Via Composer:
$ composer require nepada/file-upload-control
The only required configuration option is uploadDirectory
, which determines where are the uploaded files temporarily stored.
extensions:
fileUploadControl: Nepada\Bridges\FileUploadControlDI\FileUploadControlExtension
fileUploadControl:
uploadDirectory: %appDir%/../files/uploads
fileUploadControl:
registerExtensionMethod: true # defaults to false
This will register extension method addFileUpload($name, $label = null): FileUploadControl
to Nette\Forms\Container
.
You can also use FileUploadControlMixin
trait in your base form/container class to add method addFileUpload($name, $label = null): FileUploadControl
. You need to inject FileUploadControlFactory
into every form/container you create, e.g. by combination of a common form factory service and decorator configuration for enabling injects.
Example:
services:
- FormFactory
decorator:
Form:
inject: true
trait FormControls
{
use \Nepada\Bridges\FileUploadControlForms\FileUploadControlMixin;
public function addContainer($name)
{
$control = new Container;
$control->injectFileUploadFactory($this->fileUploadControlFactory);
$control->setCurrentGroup($this->getCurrentGroup());
if ($this->currentGroup !== null) {
$this->currentGroup->add($control);
}
return $this[$name] = $control;
}
}
class Container extends \Nette\Forms\Container
{
use FormControls;
}
class Form extends \Nette\Application\UI\Form
{
use FormControls;
}
interface FormFactory
{
public function create(): Form;
}
FileUploadControl
provides a way to upload files similarly to the standard Nette\Forms\Controls\UploadControl
. The main difference is that the files are uploaded in chunks via AJAX requests into the temporary storage. This means you can upload multiple large files without the risk of running into server-side file/POST size limits. After submitting the form, the form control's value is set to a list of FileUpload
instances of previously uploaded files in temporary storage.

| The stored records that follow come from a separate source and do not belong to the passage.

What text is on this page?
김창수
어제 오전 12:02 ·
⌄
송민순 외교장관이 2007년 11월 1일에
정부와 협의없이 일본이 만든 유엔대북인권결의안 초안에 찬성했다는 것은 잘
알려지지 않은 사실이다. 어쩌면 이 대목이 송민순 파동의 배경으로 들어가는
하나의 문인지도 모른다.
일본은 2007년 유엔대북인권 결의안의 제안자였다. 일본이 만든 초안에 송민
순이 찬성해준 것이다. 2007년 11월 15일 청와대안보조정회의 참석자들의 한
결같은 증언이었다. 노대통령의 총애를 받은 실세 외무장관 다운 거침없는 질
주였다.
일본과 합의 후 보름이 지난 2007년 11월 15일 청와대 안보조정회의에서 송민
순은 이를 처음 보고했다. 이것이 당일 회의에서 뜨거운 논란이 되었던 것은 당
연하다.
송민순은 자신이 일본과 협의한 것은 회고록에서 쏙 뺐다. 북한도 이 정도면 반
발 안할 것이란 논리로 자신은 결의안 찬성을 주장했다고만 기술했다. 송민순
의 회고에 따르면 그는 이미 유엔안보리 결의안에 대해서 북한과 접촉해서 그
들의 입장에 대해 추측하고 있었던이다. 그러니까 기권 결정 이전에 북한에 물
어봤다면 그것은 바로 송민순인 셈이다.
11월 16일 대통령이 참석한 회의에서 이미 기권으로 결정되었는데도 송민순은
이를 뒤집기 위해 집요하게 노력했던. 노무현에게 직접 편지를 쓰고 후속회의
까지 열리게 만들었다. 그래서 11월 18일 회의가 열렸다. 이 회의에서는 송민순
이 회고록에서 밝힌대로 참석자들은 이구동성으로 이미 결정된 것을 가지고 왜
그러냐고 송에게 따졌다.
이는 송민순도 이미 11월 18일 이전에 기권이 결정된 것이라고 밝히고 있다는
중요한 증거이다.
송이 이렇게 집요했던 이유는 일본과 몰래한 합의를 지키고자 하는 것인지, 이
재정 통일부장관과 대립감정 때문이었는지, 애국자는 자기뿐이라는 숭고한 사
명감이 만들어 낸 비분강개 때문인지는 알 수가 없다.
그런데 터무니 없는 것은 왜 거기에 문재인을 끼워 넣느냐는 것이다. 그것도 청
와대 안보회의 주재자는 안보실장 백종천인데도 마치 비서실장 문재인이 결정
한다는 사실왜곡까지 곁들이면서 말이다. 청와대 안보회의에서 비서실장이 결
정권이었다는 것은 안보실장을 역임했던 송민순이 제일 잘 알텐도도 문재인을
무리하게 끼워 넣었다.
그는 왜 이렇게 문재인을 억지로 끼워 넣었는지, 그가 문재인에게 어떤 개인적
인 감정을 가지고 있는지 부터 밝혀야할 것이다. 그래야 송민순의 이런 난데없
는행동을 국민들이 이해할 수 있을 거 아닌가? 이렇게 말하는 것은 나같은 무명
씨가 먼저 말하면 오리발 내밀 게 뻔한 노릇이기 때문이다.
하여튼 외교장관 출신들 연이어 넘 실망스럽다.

The DI extension supports to following configuration options:
fileUpload:
uploadDirectory: path/to/temp/storage # required, no default value
registerExtensionMethod: true # defaults to false
templateFile: path/to/alternative/control-template.latte # defaults to the bundled Bootstrap 4 template
thumbnails: # image thumbnail settings
enable: true
width: 200
height: 150
All standard Nette file upload related validations work as expected. Furthermore, you can limit the number of allowed uploads by "length" rules.
This package comes with client side built on top of blueimp-file-upload. It is published as npm package @nepada/file-upload-control.
The default Latte template and bundled styles are build for Bootstrap 4.
Using precompiled bundles is the quick'n'dirty way of getting client side to work.
<link rel="stylesheet" href="https://unpkg.com/@nepada/file-upload-control@%5E1.0/dist/css/file-upload-control.min.css">
<script src="https://unpkg.com/jquery@%5E3.5.0/dist/jquery.min.js"></script>
<script src="https://unpkg.com/blueimp-file-upload@%5E10.10.0/js/vendor/jquery.ui.widget.js"></script>
<script src="https://unpkg.com/blueimp-file-upload@%5E10.10.0/js/jquery.fileupload.js"></script>
<script src="https://unpkg.com/nette-forms@%5E3.0.3/src/assets/netteForms.min.js"></script>
<script src="https://unpkg.com/@nepada/file-upload-control@%5E1.0/dist/js/file-upload-control.min.js"></script>
It is highly recommended to install the client side package via nmp and compile your own bundle.
Here is an example script for initialization of file upload control and Nette forms.
import Nette from 'nette-forms';
import initializeFileUploadControl from '@nepada/file-upload-control';
initializeFileUploadControl(Nette);
Nette.initOnLoad();
You can also customize the default look by importing the source sass files, or writing your own from scratch.